I have learned at this middle age it takes a while for energy to settle. Everything NEW is a bit unsettled. For me, it takes gathering up energy before a new event happens, I can see myself gathering energy- as if harvesting from a field of golden wheat. I keep gathering and cutting and placing the energy into a reservoir. In real life it translates to sleeping more, or catching a cold.
My body, mind and spirit knows it will be in high gear next week, classes WILL begin and I will be fully present demanding much of myself. Putting my all into every class. THIS is no small event, returning to college at this age. THIS IS MY LIFE. I have left all that is familiar behind.I want validation at this stage in my life. I want to earn the A plus in every class. I am preparing mentally for working harder than I worked last year. I will practically be living at the school!
There is a imaginary warrior/priestess mask and robe that I slip into for that first day of class. This first year of school here in San Francisco has taught me much about myself- has revealed the "Art Priestess" in me. (grinning) She is filled with grace and serenity. She, knows how hard it is to create, prefect and refine art. And SHE is up for the challenge.
Art has given me wings. I am obsessed with wings an see myself having wings to fly into the safe nest of the sun, were I rest. I didn't always have wings, I ran along the surface of the earth, trudging through mud and swamps and stumbling over uneven ground.
I needed that time of falling. Again and again I fell and again and again I GOT UP. I kept looking to the sun, and to the sunsets and eventually I found myself sitting beside the beach. I had run out of land upon which I stumbled. I had come to the edge of me.

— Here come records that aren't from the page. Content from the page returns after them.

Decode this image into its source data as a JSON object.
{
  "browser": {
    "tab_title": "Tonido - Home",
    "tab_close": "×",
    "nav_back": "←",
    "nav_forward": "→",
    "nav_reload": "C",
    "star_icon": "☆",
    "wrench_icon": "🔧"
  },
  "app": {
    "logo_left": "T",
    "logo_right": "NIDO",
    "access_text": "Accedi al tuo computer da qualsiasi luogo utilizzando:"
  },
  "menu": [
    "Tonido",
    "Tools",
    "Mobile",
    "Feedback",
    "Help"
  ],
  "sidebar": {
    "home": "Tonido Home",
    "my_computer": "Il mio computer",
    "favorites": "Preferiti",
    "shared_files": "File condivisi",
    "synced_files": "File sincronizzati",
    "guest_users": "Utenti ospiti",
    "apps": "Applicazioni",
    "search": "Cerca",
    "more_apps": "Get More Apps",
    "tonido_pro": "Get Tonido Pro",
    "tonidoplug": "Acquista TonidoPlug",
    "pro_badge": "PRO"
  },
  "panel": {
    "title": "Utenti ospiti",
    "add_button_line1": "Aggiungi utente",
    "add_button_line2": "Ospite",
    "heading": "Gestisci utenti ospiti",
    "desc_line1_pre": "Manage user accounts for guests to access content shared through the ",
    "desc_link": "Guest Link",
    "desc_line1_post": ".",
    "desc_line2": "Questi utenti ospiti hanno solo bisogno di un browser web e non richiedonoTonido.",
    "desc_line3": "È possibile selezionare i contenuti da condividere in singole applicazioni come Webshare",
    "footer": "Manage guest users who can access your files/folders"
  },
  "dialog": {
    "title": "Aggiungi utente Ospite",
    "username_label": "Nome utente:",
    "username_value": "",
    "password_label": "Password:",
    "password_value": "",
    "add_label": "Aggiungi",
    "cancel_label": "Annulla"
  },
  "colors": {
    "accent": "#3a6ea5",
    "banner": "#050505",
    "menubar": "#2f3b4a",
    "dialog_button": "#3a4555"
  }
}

I will insert a conversation I had with my daughter, Margaret. I had asked her what she thought heaven was, and I will always remember her perspective on it. She felt when we died we went to the beach, to have a huge party with all of the loved ones we had ever known. We ate and danced and shared stories across a bon fire upon the beach. Then when all the stories have been told and the silence wraps around your like a warm hug it is time to go swimming.
The sun is shining and the water is a glorious rejuvenating swim. Swimming toward the horizon we continue until the sun starts setting and then we swim toward it. Then the arms become an automated movement and the golden sky slowly fades to purples and then the stars come out. We continue swimming. The muscles in our body become jelly. We swim and kick and breathe in a world where everything is black. The stars become the phosphorous particles and we are swimming in stars and the non gravitational water become the sky and we become one with everything.
When we die we go back to the great waters of nothing and everything. THIS is my daughter's magnificent perception of returning to God.
Thank you Margaret Parsons for your incredible "seeing" ability! (smiling hugs) I am blessed to have you as my daughter. I love the bones of you!! (grining)
We are all stumbling upon our path, and continue until we reach the waters edge. Then we swim and then we FLY!